Jul 12 13:53:25 Appliance-5 sshuttle[671008]: ssh: connect to host 192.168.5.5 port 22: Network is unreachable
Jul 12 13:53:25 Appliance-5 sshuttle[671008]: c : fatal: c : failed to establish ssh session (2)
Jul 12 13:53:25 Appliance-5 start-one.sh[670989]: expect: read eof
Jul 12 13:53:25 Appliance-5 start-one.sh[670989]: expect: set expect_out(spawn_id) "exp3"
Jul 12 13:53:25 Appliance-5 start-one.sh[670989]: expect: set expect_out(buffer) ""
Jul 12 13:53:26 Appliance-5 start-one.sh[671021]: Jul 12 13:53:25 [ERROR] Jumphost was not started
Jul 12 13:53:26 Appliance-5 systemd[1]: ipf-jumphost@10001843.service: Control process exited, code=exited, status=1/FAILURE
Jul 12 13:53:26 Appliance-5 systemd[1]: ipf-jumphost@10001843.service: Failed with result 'exit-code'.
Jul 12 13:53:26 Appliance-5 systemd[1]: Failed to start ipf-jumphost (ID=10001843).
Jul 12 13:53:36 Appliance-5 systemd[1]: Stopped ipf-jumphost (ID=10001843).
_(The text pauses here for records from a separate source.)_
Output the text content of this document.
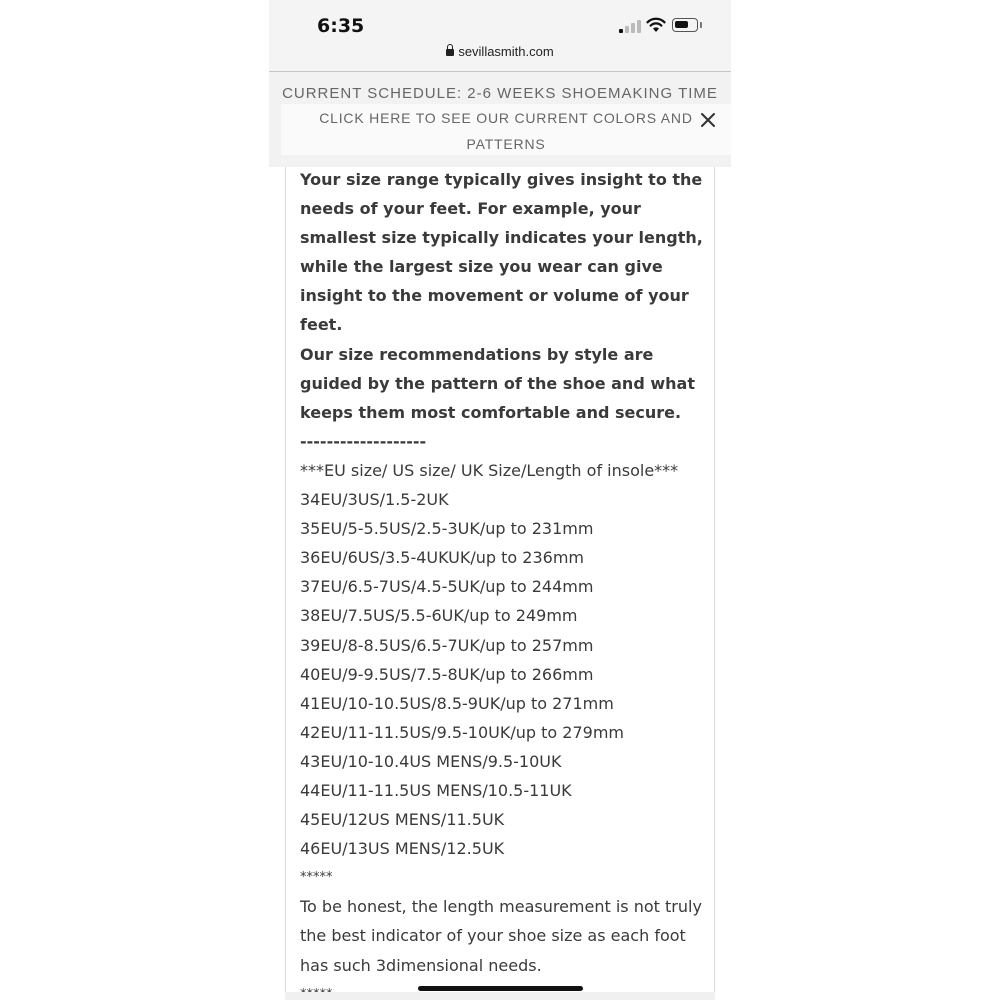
6:35
sevillasmith.com
CURRENT SCHEDULE: 2-6 WEEKS SHOEMAKING TIME
CLICK HERE TO SEE OUR CURRENT COLORS AND
PATTERNS
Your size range typically gives insight to the needs of your feet. For example, your smallest size typically indicates your length, while the largest size you wear can give insight to the movement or volume of your feet.
Our size recommendations by style are guided by the pattern of the shoe and what keeps them most comfortable and secure.
-------------------
***EU size/ US size/ UK Size/Length of insole***
34EU/3US/1.5-2UK
35EU/5-5.5US/2.5-3UK/up to 231mm
36EU/6US/3.5-4UKUK/up to 236mm
37EU/6.5-7US/4.5-5UK/up to 244mm
38EU/7.5US/5.5-6UK/up to 249mm
39EU/8-8.5US/6.5-7UK/up to 257mm
40EU/9-9.5US/7.5-8UK/up to 266mm
41EU/10-10.5US/8.5-9UK/up to 271mm
42EU/11-11.5US/9.5-10UK/up to 279mm
43EU/10-10.4US MENS/9.5-10UK
44EU/11-11.5US MENS/10.5-11UK
45EU/12US MENS/11.5UK
46EU/13US MENS/12.5UK
*****
To be honest, the length measurement is not truly the best indicator of your shoe size as each foot has such 3dimensional needs.
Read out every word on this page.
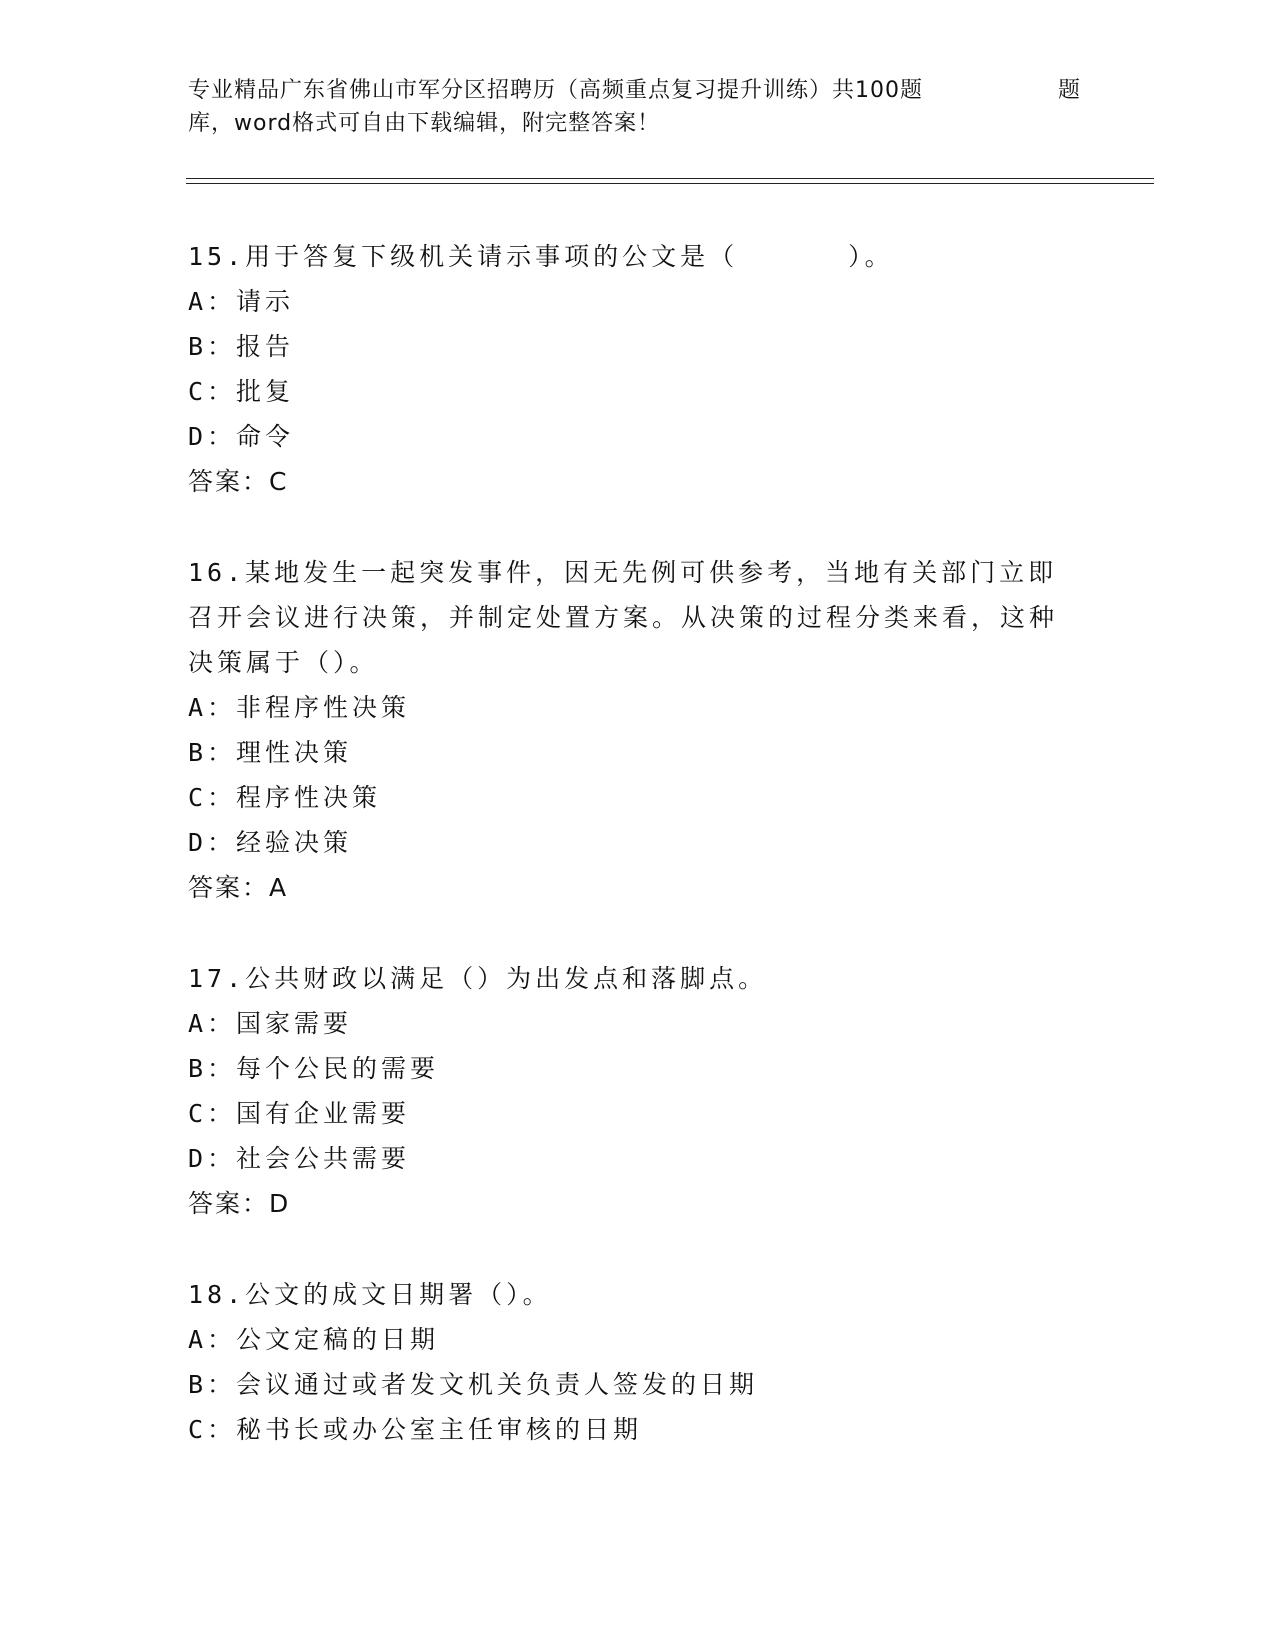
专业精品广东省佛山市军分区招聘历（高频重点复习提升训练）共100题	题
库，word格式可自由下载编辑，附完整答案！
15.用于答复下级机关请示事项的公文是（	）。
A：请示
B：报告
C：批复
D：命令
答案：C
16.某地发生一起突发事件，因无先例可供参考，当地有关部门立即召开会议进行决策，并制定处置方案。从决策的过程分类来看，这种决策属于（）。
A：非程序性决策
B：理性决策
C：程序性决策
D：经验决策
答案：A
17.公共财政以满足（）为出发点和落脚点。
A：国家需要
B：每个公民的需要
C：国有企业需要
D：社会公共需要
答案：D
18.公文的成文日期署（）。
A：公文定稿的日期
B：会议通过或者发文机关负责人签发的日期
C：秘书长或办公室主任审核的日期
  5. The IP Fabric GUI should now be accessible.

  6. Log in to the IP Fabric main GUI with your regular account and go to Settings → Discovery & Snapshots → Global Configuration → Jumphost.

  7. Make a screenshot or copy the settings of the old jumphost. Then, delete or edit the jumphost settings.

    Jumphost settings - edit or delete

  8. Put the IP address/subnet of the IP Fabric machine to Exclude IPv4 subnets or edit the IPv4 subnets so it does not contain the IP address of IP Fabric:

    Add IP Fabric VM's IP address to jumphost's exclude list

Info

If IP Fabric becomes inaccessible via GUI or SSH again, repeat the previous steps and again edit the jumphost configuration.